当時も一生懸命、稽古していたが、どこか物足りなさを感じていた。道場には仲間がいるし、合気道をやっているという実感があったが、道場の外では合気道をやっているということに無関心の人がほとんどで、いらいらしたり、寂しい思いもしたものだ。

今にして思えば、己の未熟さや力不足に、原因があったのである。受け身が取れたり、相手を投げることができても、合気道の事、合気道の技、己の事、宇宙の事などなど、ほとんど何も分かっていなかった。だが、自分では何でも知っており、できない事はないと思っていたのだ。

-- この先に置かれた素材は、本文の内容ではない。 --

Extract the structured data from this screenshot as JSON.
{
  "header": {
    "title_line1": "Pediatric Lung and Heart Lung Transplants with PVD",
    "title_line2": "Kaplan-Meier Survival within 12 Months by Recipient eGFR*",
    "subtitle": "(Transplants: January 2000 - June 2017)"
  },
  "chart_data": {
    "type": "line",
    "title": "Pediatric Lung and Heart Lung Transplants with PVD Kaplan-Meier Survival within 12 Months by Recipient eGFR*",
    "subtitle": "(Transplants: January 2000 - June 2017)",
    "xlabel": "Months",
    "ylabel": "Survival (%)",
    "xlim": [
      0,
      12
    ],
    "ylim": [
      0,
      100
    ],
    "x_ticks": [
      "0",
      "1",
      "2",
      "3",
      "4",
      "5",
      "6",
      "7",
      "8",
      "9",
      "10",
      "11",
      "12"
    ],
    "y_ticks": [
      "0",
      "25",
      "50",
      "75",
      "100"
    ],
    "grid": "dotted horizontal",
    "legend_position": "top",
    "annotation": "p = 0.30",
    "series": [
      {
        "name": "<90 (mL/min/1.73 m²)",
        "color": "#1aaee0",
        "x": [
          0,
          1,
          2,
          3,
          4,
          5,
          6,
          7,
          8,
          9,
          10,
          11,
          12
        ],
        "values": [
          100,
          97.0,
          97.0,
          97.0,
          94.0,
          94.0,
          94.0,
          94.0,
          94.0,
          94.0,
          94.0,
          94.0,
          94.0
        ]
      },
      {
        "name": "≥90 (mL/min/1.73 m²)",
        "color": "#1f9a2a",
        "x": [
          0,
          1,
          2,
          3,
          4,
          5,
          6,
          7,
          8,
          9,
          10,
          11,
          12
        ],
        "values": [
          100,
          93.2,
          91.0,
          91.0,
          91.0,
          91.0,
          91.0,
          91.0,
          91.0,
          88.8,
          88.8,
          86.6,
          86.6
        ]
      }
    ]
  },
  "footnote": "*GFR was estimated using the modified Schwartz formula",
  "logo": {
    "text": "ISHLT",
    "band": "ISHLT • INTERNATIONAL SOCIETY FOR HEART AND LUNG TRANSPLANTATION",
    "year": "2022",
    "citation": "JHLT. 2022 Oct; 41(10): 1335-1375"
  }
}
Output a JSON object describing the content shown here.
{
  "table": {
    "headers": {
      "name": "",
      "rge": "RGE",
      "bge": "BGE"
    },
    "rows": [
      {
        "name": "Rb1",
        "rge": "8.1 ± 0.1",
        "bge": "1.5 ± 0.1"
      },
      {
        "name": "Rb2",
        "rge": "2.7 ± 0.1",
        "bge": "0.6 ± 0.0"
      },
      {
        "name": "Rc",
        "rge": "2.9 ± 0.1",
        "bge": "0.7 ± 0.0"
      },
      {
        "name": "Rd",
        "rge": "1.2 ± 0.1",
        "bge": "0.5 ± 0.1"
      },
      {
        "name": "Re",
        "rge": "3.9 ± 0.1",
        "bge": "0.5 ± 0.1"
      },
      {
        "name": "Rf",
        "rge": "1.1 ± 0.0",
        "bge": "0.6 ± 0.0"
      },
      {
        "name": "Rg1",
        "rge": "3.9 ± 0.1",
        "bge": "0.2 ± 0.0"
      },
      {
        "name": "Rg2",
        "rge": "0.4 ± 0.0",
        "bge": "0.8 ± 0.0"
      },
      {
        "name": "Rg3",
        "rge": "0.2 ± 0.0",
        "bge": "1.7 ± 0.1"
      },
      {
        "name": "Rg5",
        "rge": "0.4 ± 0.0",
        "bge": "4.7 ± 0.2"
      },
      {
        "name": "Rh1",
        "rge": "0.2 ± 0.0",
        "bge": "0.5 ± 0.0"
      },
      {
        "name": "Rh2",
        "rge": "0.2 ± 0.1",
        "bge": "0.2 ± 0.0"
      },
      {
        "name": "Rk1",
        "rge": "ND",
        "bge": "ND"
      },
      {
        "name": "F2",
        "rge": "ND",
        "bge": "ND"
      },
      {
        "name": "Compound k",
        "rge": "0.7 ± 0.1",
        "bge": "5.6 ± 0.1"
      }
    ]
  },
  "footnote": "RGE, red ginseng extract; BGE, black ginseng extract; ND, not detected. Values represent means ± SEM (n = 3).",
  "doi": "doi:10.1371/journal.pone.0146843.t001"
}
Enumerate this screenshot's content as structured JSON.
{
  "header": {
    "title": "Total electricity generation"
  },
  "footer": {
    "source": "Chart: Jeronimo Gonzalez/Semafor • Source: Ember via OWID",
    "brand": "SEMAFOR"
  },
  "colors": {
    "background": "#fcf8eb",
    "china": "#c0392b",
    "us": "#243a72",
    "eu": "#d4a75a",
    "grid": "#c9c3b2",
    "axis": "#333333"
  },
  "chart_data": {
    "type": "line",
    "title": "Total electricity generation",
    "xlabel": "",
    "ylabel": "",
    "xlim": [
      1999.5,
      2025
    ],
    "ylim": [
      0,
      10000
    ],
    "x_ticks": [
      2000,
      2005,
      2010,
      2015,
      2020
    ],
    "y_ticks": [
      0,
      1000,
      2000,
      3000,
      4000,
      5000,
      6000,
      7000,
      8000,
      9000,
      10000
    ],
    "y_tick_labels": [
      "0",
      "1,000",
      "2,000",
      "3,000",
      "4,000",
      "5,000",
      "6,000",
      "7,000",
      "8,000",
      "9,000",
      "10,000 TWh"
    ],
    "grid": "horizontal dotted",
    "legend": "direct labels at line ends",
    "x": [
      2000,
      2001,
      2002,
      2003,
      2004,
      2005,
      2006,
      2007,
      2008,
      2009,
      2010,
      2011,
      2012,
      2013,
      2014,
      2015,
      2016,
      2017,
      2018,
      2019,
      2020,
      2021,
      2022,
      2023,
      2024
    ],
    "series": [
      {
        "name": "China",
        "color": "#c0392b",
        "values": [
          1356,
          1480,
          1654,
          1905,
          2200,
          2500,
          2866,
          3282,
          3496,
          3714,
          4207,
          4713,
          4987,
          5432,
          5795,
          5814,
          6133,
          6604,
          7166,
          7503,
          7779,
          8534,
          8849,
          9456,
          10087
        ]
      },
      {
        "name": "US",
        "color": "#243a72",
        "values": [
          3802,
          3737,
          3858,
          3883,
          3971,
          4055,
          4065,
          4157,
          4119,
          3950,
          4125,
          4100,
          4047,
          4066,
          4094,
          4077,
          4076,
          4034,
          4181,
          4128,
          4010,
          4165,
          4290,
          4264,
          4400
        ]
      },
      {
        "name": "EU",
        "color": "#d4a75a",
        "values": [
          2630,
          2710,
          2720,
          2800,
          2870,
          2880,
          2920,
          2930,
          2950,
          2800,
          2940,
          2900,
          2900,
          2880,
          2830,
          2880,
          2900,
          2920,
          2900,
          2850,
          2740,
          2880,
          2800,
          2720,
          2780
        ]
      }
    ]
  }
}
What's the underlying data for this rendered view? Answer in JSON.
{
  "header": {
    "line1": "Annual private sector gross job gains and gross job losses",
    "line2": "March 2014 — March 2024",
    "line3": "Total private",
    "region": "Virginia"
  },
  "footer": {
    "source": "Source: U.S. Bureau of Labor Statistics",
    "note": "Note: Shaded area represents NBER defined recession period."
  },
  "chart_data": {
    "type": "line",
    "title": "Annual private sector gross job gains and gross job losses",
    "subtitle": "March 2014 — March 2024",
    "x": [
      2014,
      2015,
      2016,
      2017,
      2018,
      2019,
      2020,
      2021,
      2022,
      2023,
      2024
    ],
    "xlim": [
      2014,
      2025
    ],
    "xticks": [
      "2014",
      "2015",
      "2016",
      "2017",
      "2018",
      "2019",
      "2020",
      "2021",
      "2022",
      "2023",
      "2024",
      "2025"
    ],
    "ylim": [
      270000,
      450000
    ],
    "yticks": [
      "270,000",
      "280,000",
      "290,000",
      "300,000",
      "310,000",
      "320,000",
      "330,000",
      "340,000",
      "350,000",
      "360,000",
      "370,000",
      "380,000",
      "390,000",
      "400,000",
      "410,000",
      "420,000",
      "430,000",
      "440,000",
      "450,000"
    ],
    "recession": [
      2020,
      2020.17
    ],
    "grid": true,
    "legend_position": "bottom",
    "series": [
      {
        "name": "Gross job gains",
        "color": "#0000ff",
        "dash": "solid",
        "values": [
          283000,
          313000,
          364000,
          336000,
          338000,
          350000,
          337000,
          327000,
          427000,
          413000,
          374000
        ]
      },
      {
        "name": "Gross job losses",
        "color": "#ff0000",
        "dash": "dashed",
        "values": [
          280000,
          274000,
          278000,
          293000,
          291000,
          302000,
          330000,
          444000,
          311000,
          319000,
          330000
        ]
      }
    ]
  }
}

生産社会の第一線から退くと、時間的、精神的に余裕ができてくる。そうなると、過去を振り返り、未来を見ることができるようになってきた。そして、どのような稽古をしていかなければならないかも、見えてくるようになったのである。

それまでの稽古と生活は、今後の稽古の基礎をつくり、基礎固めをするためのものであったようだ。一生懸命に稽古したので、体もできたし、また精神力もついたと思う。稽古と社会生活で、己の能力や馬鹿さ加減等も分かったはずである。

定年近くなって、体力・気力がそれ以前よりも減退すると、思想や哲学など精神的なものに関心を持ちはじめて、勉強するようになってきた。開祖の思想・哲学を著した『武産合気』『合気神髄』なども、繰り返し読むようになった。そして、少しずつだが、合気道とは何か、合気道の目指すものはなにか、合気道の技とはどういうものか、宇宙とは何か、人とは何か等々が、自分なりに分かってくるようになってきた。

開祖が本の中でいわれているように、宇宙がわかる程度に、己がわかるのである。また、己がわかる程度に、宇宙も分かってくるのである。

合気道の技は、宇宙の法則に則っているので、その法則を見つけ、身につけていくことが、合気道の稽古だということも分かってきた。また、合気道のもう一つの稽古が、呼吸力養成であることも分かってきた。つまり、これからの稽古は、宇宙の法則を技に取り入れ、その技によって、呼吸力をつけていくことにある、と考える。

これからの目標は、宇宙を感じ、宇宙を取り入れ、宇宙と一体化することであるようだ。これが、これからの稽古であり、本格的な稽古である、と考える。これは高齢者の稽古であり、高齢者にならないと難しいのではないかと思う。

このような高齢者の稽古ができるように、若いうちにそのための土台をしっかりと作っておくべきであろう。